Sabor de tarde ensolarada e ventilada bem na frente da baia do Guajará.
 
         A ideia do artista, a febre que o tomou pouco antes do trágico fim, deixa-nos inúmeras mensagens, aliás, cada obra o retrato de uma fase da vida, mas os Girassóis, que foram pintados no anteceder do agravamento das doenças psíquicas revelam um apelo, uma tentativa talvez de ousar retirar-se da loucura.



                

         Os Girassóis cortados, em número de quatro telas, em especial a tela
Os Quatro Girassóis cortados que datam de 1887, ganham mais clareza, quando a obra do artista sai definitivamente dos tons obscuros. E daí para frente predomina cores, em especial o amarelo, que para uns denunciava um mal e/ou uso excessivo de Absinto (Fada Verde) que o fazia ver tudo em amarelo (xantopsia), e para outros uma instantânea intenção de alegrar, de se alegrar, na eminência do agravamento da doença que por ele era completamente conhecida. Da qual tinha consciência. Um rol de prováveis razões.
          A chamada época da explosão de cor antecedeu um momento de muita doença, internações e o intensificar do quadro de depressão que culminou com o fim trágico que deu a sua vida. Um tiro no peito e os dois últimos dias agonizando nos braços de Theo (irmão), para quem dirigiu as famosas últimas palavras
A TRISTEZA DURARÁ PARA SEMPRE”.

                     

         Entre tantos artistas consagrados, este é um dos que me envolve deveras, cuja história me faz refletir sobre a breve e marcante trajetória na arte e na vida, remetendo ao mais íntimo que posso me observar.

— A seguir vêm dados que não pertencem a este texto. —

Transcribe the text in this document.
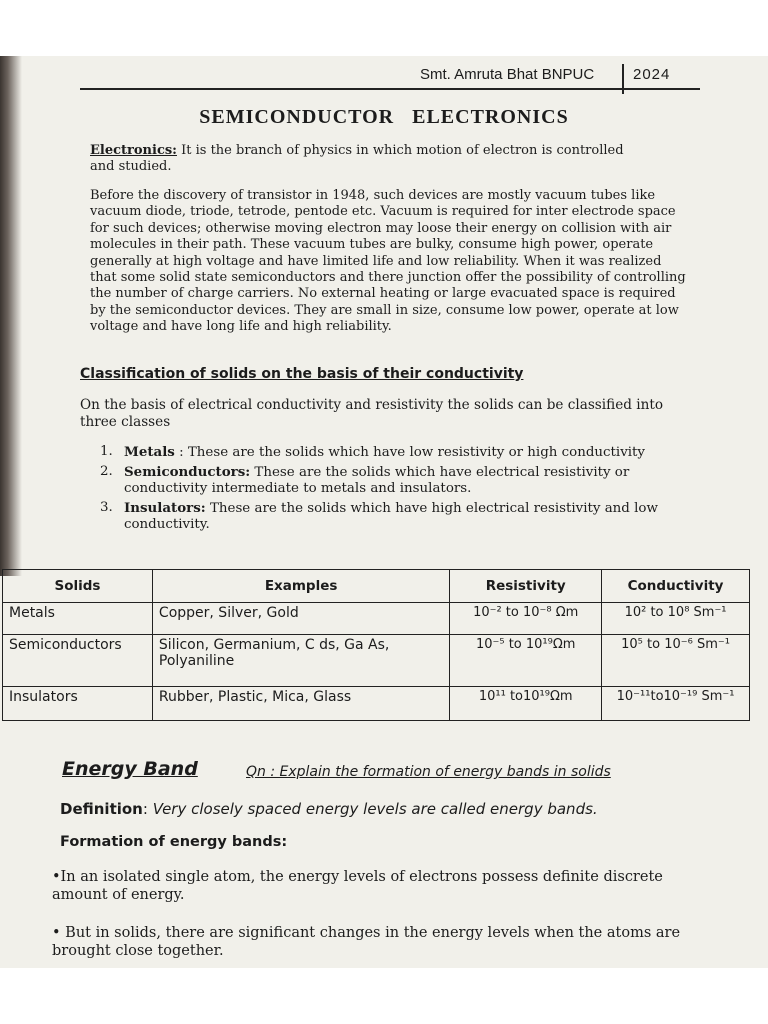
Smt. Amruta Bhat BNPUC	2024
SEMICONDUCTOR   ELECTRONICS

Electronics: It is the branch of physics in which motion of electron is controlled and studied.

Before the discovery of transistor in 1948, such devices are mostly vacuum tubes like vacuum diode, triode, tetrode, pentode etc. Vacuum is required for inter electrode space for such devices; otherwise moving electron may loose their energy on collision with air molecules in their path. These vacuum tubes are bulky, consume high power, operate generally at high voltage and have limited life and low reliability. When it was realized that some solid state semiconductors and there junction offer the possibility of controlling the number of charge carriers. No external heating or large evacuated space is required by the semiconductor devices. They are small in size, consume low power, operate at low voltage and have long life and high reliability.

Classification of solids on the basis of their conductivity

On the basis of electrical conductivity and resistivity the solids can be classified into three classes

1. Metals : These are the solids which have low resistivity or high conductivity
2. Semiconductors: These are the solids which have electrical resistivity or conductivity intermediate to metals and insulators.
3. Insulators: These are the solids which have high electrical resistivity and low conductivity.
Solids	Examples	Resistivity	Conductivity
Metals	Copper, Silver, Gold	10⁻² to 10⁻⁸ Ωm	10² to 10⁸ Sm⁻¹
Semiconductors	Silicon, Germanium, C ds, Ga As, Polyaniline	10⁻⁵ to 10¹⁹Ωm	10⁵ to 10⁻⁶ Sm⁻¹
Insulators	Rubber, Plastic, Mica, Glass	10¹¹ to10¹⁹Ωm	10⁻¹¹to10⁻¹⁹ Sm⁻¹
Energy Band	Qn : Explain the formation of energy bands in solids
Definition: Very closely spaced energy levels are called energy bands.
Formation of energy bands:

•In an isolated single atom, the energy levels of electrons possess definite discrete amount of energy.

• But in solids, there are significant changes in the energy levels when the atoms are brought close together.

O quanto de loucura e lucidez cabe em um ser humano. Como conciliar as exasperações, indignações, decepções, frustrações sem que isso nos cause danos irrecuperáveis, lesando em especial a nossa dignidade e acuidade.
         Penso no que conduz a um evento psíquico complexo, em pessoas que antes deram exemplo de lucidez, coerência e mais ainda, pessoas tão imensuravelmente geniais. Inominável saber e agir.
         Ouso acreditar que mister se faz ter atenção redobrada as pequenas e sutis mudanças que ocorrem no decorrer da vida, enquanto a consciência nos permite alguma ação para mudá-las. Tomar sempre consciência das limitações, observar mais as pessoas introspectivas, fechadas, que pouco ou nada se expressam tentando achar nelas um veio de expressão, canal de entendimento. A arte é sempre um sinal.
 
          Sou fã da espécie (planta), mas em destaque sou aficionada pelos Girassóis de Van Gogh, não só o belo da obra, arte em si, mas pelo que eles retratam, como se fizeram tão símbolos de uma passagem importante do artista, e mais, tradutores dos sentimentos mais belos que ele vivia como a vontade se ser imensamente feliz.



                

         Nada como retratar o Sol.
         O grande símbolo do combate à depressão. O sol, seu alegrar, sua força e energia. O Girassol, a natureza tão perfeita se permitindo imitar, reproduzir... Criou uma Flor que expressa o Sol, seus raios, cores, e ainda o acompanha do nascer ao arrebol. Isso é belo por demais. Significativo.
 
         Gira que gira a vida. Que girem e luzam os Girassóis.
 
         Essencial, é mesmo ser feliz.


 
                     

Adendo:
 
Das Obras:
 
 
Dois girassóis cortados (três obras) e Quatro Girassóis cortados, todas de 1887. – quatro obras.
 
Vasos com Cinco Girassóis, vaso com Quinze Girassóis (três obras), Vaso com Doze Girassóis (a mais conhecida) duas obras e vaso com três Girassóis. (1888 a 1889)
 
Um total de 11 (onze) trabalhos com o mesmo motivo.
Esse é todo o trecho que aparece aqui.